Алевтина молчала. Рассказывать про Ярослава она не хотела. И так это был враг номер один, зачем еще обострять отношения?
— Откуда у вас синяки на лице? Вас кто-то обидел? — спросил худой.
— Упала. Ударилась.
— Проснулась — гипс?
Девушка устало вздохнула. Что им нужно от нее? Неужели заставят возвратиться домой? Нет, они не имеют право этого делать, она уже совершеннолетняя!
— Ладно, приступим к делу. Расскажите нам, пожалуйста, чем вы занимались девятого мая?

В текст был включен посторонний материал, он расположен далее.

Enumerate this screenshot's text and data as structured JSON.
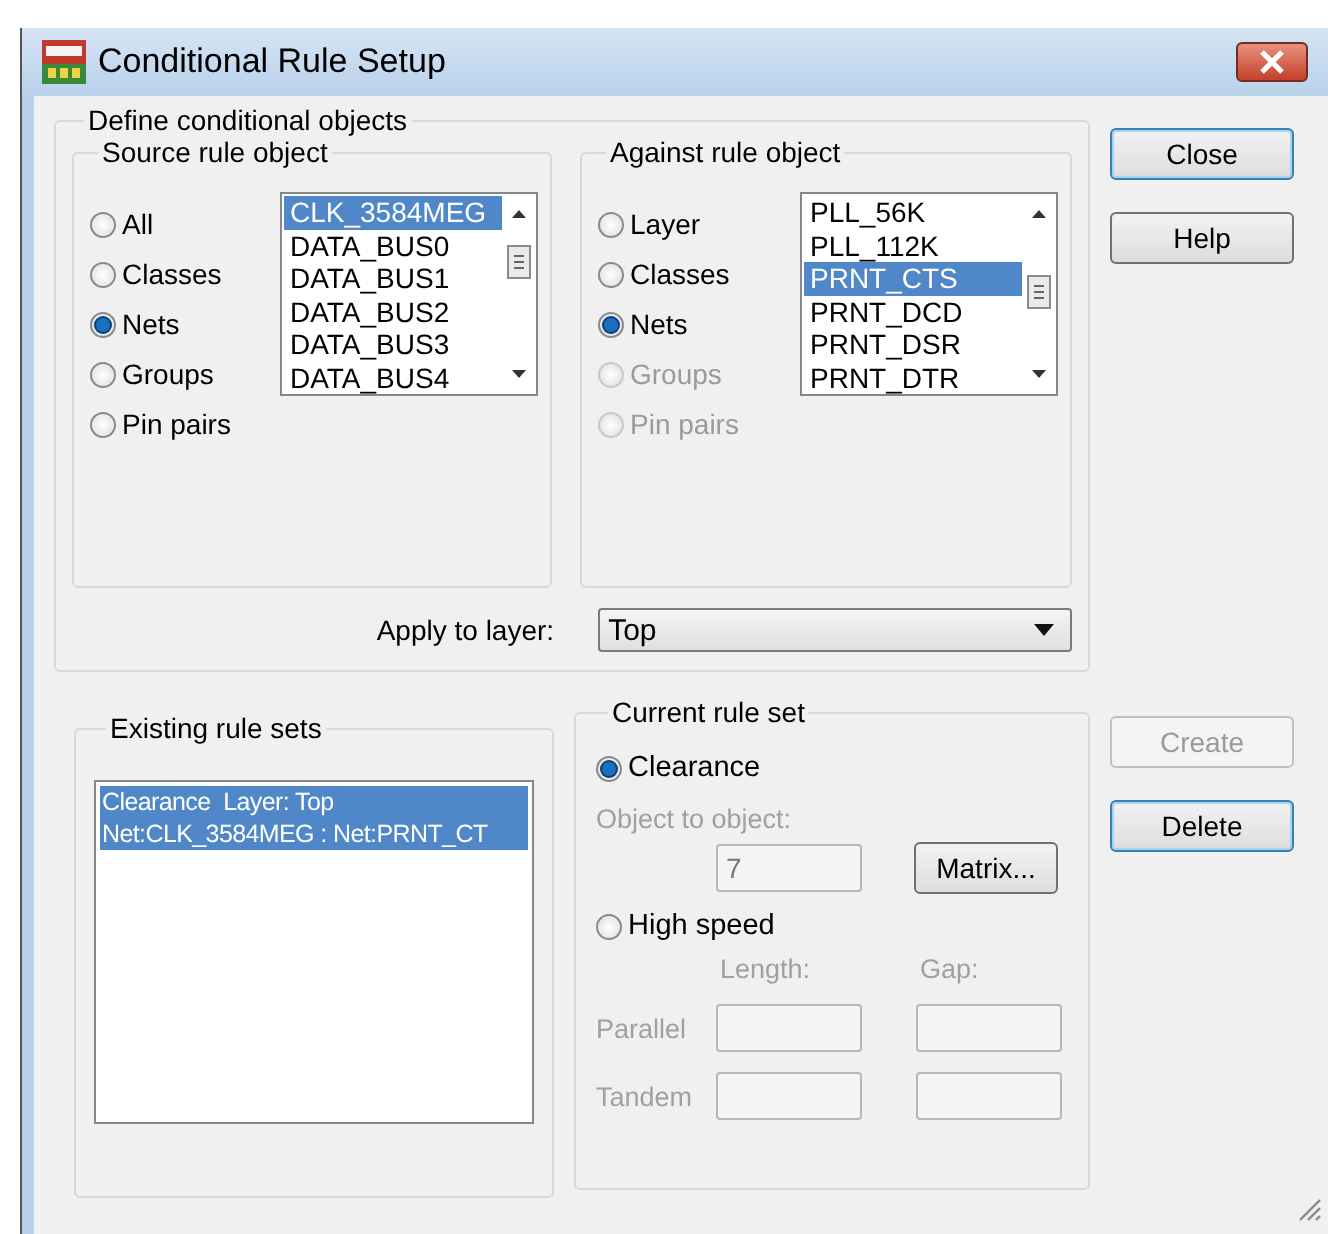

Алевтина рассеяно посмотрела сначала на худого, потом на бородатого.
— Девятого мая? — переспросила шепотом. — Ничем не занималась… лежала на диване, смотрела парад и праздничный концерт, который проходил… в Лужниках…
— И кто же там пел? — спросил худой и почесал щеку.
— Многие… артисты…
— Ну назовите, кого запомнили.
— Лев Лещенко.
— Ну этот-то поет на всех концертах. Еще кто? Кто понравился?
У нее во рту пересохло, и она сглотнула:
— «Снегири»…
— Понятно… спать когда легли?
— Сразу как концерт закончился…
— Это во сколько?
— В полночь.
Худой встал со стола и начал прогуливаться по комнате:
— И вы легли в постельку и уснули?
— Да.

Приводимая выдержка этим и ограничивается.